Dessa viagem resultou o livro Passaporte Proibido, escrito e publicado cinco anos depois por Francisco Inácio, e um dos melhores roteiros de viagens que já li. Através dele, o leitor pode conhecer a paisagem e algo do povo russo, dos "espiões" nas esquinas moscovitas à comida, das viagens de trem à amabilidade e aos hábitos das pessoas que encontrou.
Mas, além de tudo, o ponto alto do livro é a sua concretização como texto. Fica-nos sempre na lembrança a imagem daqueles livros de que não se pode retirar ou acrescentar uma linha sequer. Um texto essencialmente poético, onde fina ironia faz compasso com a divisão perfeita dos capítulos e os diálogos com as observações sempre pertinentes sobre o que o autor viu e anotou. A leitura do livro, prazerosa e enriquecedora, nos revela não só a terra soviética e a tcheca, como também a finura de um exímio estilista.
No primeiro fragmento selecionado, a descrição rápida do hotel em Praga deixa entrever a ironia com que o autor responde aos apelos da anti-propaganda disseminada pelos norte-americanos contra os ‘inimigos’ do leste: “No Hotel Alcron, a tarde é triste.
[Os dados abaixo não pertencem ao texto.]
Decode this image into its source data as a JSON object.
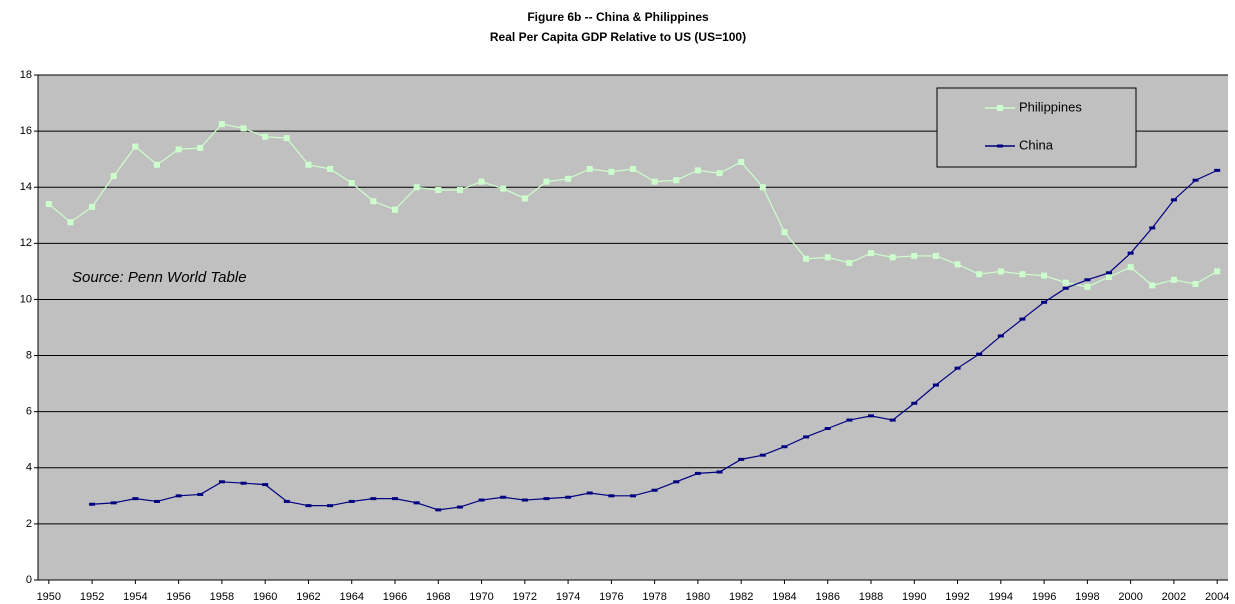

No grande salão sombrio, há mulheres suspeitas e, positivamente, conspiradores internacionais que aumentam nossa emoção." (p. 10)
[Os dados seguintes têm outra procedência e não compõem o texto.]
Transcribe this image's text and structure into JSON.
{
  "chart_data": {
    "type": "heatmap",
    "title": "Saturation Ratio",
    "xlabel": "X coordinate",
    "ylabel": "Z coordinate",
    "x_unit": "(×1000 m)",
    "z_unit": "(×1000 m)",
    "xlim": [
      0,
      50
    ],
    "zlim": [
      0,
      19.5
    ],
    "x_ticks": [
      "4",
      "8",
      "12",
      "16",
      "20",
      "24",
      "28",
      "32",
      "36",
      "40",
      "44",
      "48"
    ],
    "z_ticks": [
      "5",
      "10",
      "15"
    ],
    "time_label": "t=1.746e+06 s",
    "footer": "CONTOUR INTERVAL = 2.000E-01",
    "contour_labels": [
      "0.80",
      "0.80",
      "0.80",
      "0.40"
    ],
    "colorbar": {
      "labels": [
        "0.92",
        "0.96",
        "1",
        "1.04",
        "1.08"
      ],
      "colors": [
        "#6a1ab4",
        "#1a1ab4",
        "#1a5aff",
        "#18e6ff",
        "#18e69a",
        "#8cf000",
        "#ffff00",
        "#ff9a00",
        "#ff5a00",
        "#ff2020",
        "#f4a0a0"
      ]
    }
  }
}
No capítulo “No futebol, com Ludmila”, quando vão a um estádio para ver um jogo, a frase descreve o amor pela paz universal, sintetizada na palavra “Mir”, que em russo significa “Paz”: "(...)desfraldando bandeiras e flâmulas. Numa delas, em muitas delas, em letras vermelhas, a palavra nunca esquecida: "Mir". Paz, asas."(p. 60)
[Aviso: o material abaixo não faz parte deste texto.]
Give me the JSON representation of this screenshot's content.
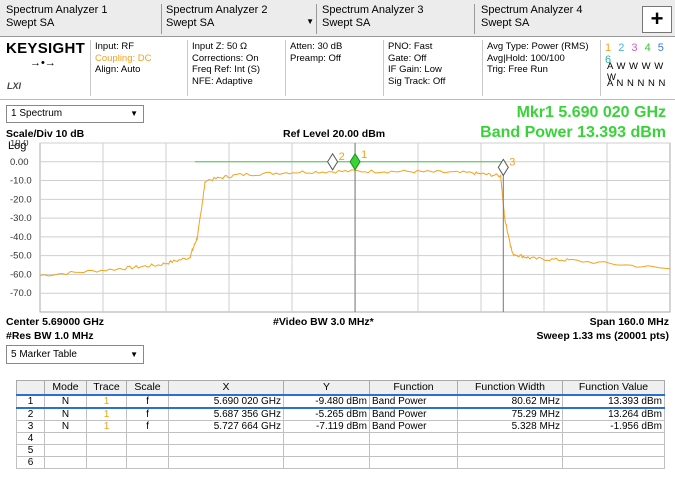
{
  "tabs": [
    {
      "title": "Spectrum Analyzer 1",
      "sub": "Swept SA"
    },
    {
      "title": "Spectrum Analyzer 2",
      "sub": "Swept SA"
    },
    {
      "title": "Spectrum Analyzer 3",
      "sub": "Swept SA"
    },
    {
      "title": "Spectrum Analyzer 4",
      "sub": "Swept SA"
    }
  ],
  "add_tab_label": "+",
  "brand": "KEYSIGHT",
  "lxi_label": "LXI",
  "info": {
    "col1": [
      "Input: RF",
      "Coupling: DC",
      "Align: Auto"
    ],
    "col2": [
      "Input Z: 50 Ω",
      "Corrections: On",
      "Freq Ref: Int (S)",
      "NFE: Adaptive"
    ],
    "col3": [
      "Atten: 30 dB",
      "Preamp: Off"
    ],
    "col4": [
      "PNO: Fast",
      "Gate: Off",
      "IF Gain: Low",
      "Sig Track: Off"
    ],
    "col5": [
      "Avg Type: Power (RMS)",
      "Avg|Hold: 100/100",
      "Trig: Free Run"
    ]
  },
  "trace_numbers": [
    "1",
    "2",
    "3",
    "4",
    "5",
    "6"
  ],
  "trace_colors": [
    "#f4a21c",
    "#4ab0e8",
    "#d35ad3",
    "#3ac23a",
    "#3a7ad8",
    "#2ab6a8"
  ],
  "trace_row2": "A W W W W W",
  "trace_row3": "A N N N N N",
  "window": {
    "selector": "1 Spectrum",
    "marker_line": "Mkr1  5.690 020 GHz",
    "band_power_line": "Band Power  13.393 dBm",
    "scale_div": "Scale/Div 10 dB",
    "ref_level": "Ref Level 20.00 dBm",
    "log_label": "Log",
    "center": "Center 5.69000 GHz",
    "res_bw": "#Res BW 1.0 MHz",
    "video_bw": "#Video BW 3.0 MHz*",
    "span": "Span 160.0 MHz",
    "sweep": "Sweep 1.33 ms (20001 pts)"
  },
  "chart_data": {
    "type": "line",
    "x_range": [
      5.61,
      5.77
    ],
    "ylim": [
      -80,
      10
    ],
    "yticks": [
      "10.0",
      "0.00",
      "-10.0",
      "-20.0",
      "-30.0",
      "-40.0",
      "-50.0",
      "-60.0",
      "-70.0"
    ],
    "ytick_values": [
      10,
      0,
      -10,
      -20,
      -30,
      -40,
      -50,
      -60,
      -70
    ],
    "grid": true,
    "series": [
      {
        "color": "#f4a21c",
        "x": [
          5.61,
          5.63,
          5.64,
          5.648,
          5.65,
          5.652,
          5.66,
          5.675,
          5.69,
          5.705,
          5.72,
          5.727,
          5.728,
          5.73,
          5.735,
          5.745,
          5.77
        ],
        "y": [
          -60.5,
          -57,
          -55,
          -51,
          -40,
          -10,
          -7,
          -5.5,
          -5.0,
          -5.2,
          -6.0,
          -7.5,
          -30,
          -49,
          -51.5,
          -52.5,
          -57.0
        ]
      }
    ],
    "band_power_region": {
      "x": [
        5.6524,
        5.7277
      ],
      "y": 0
    },
    "markers": [
      {
        "label": "1",
        "x": 5.69002,
        "y": -9.48,
        "color": "#39d339"
      },
      {
        "label": "2",
        "x": 5.687356,
        "y": -5.265,
        "color": "#f4a21c"
      },
      {
        "label": "3",
        "x": 5.727664,
        "y": -7.119,
        "color": "#f4a21c"
      }
    ]
  },
  "marker_table": {
    "selector": "5 Marker Table",
    "headers": [
      "",
      "Mode",
      "Trace",
      "Scale",
      "X",
      "Y",
      "Function",
      "Function Width",
      "Function Value"
    ],
    "rows": [
      [
        "1",
        "N",
        "1",
        "f",
        "5.690 020 GHz",
        "-9.480 dBm",
        "Band Power",
        "80.62 MHz",
        "13.393 dBm"
      ],
      [
        "2",
        "N",
        "1",
        "f",
        "5.687 356 GHz",
        "-5.265 dBm",
        "Band Power",
        "75.29 MHz",
        "13.264 dBm"
      ],
      [
        "3",
        "N",
        "1",
        "f",
        "5.727 664 GHz",
        "-7.119 dBm",
        "Band Power",
        "5.328 MHz",
        "-1.956 dBm"
      ],
      [
        "4",
        "",
        "",
        "",
        "",
        "",
        "",
        "",
        ""
      ],
      [
        "5",
        "",
        "",
        "",
        "",
        "",
        "",
        "",
        ""
      ],
      [
        "6",
        "",
        "",
        "",
        "",
        "",
        "",
        "",
        ""
      ]
    ]
  }
}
Em visita a uma adega e na recepção calorosa que receberam: “Mais safras houvera, mais prováramos, pois a adega é fria; a hospitalidade, antiga; as obras, demoradas e o vinho, um veludo.” (p. 158) “Dos sorrisos, entretanto, optamos por aquele que umedece negros olhos caucasianos.”(p. 76)
No retorno à Tchecoslováquia, Peixoto narra, em Bratislava, o jantar com o escritor Wladmir Olerini, e, depois das conversas iniciais à mesa, aproveita para fechar o diálogo com esta observação: “Quanto ao Danúbio, já dormia. Tarde, não há mais nada a fazer, senão jantar e dormir também.” (p. 165)
Na despedida de Bratislava, volta a referência ao Danúbio: “Primeira descoberta: o Danúbio não é azul. Suas águas são cinzentas, como se rolassem num leito de tabatinga.” (p. 171)
O turista, muito longe da terra natal, descobre no comércio a lembrança brasileira, em pequeno capítulo denominado “Saudade, apenas”: “A mercearia exibe, na vitrina, os dois saquinhos de café com as indicações ‘Minas’ e ‘Santos’, trazendo secretas e profundas nostalgias às almas dos turistas.” (p. 14)
A breve visita a Praga, na atual República Tcheca revela o cumprimento carinhoso à velha cidade: “Estes, a quem ausência e regresso repetidos já conferem sentimentos de cidadania, te cumprimentam: – Bom dia, cem torres! Moldau, bom dia! É bom volver à tua primavera, Praga, reconhecê-la, ainda que se esconda na negrura e solidão de tuas noites.” (p. 175)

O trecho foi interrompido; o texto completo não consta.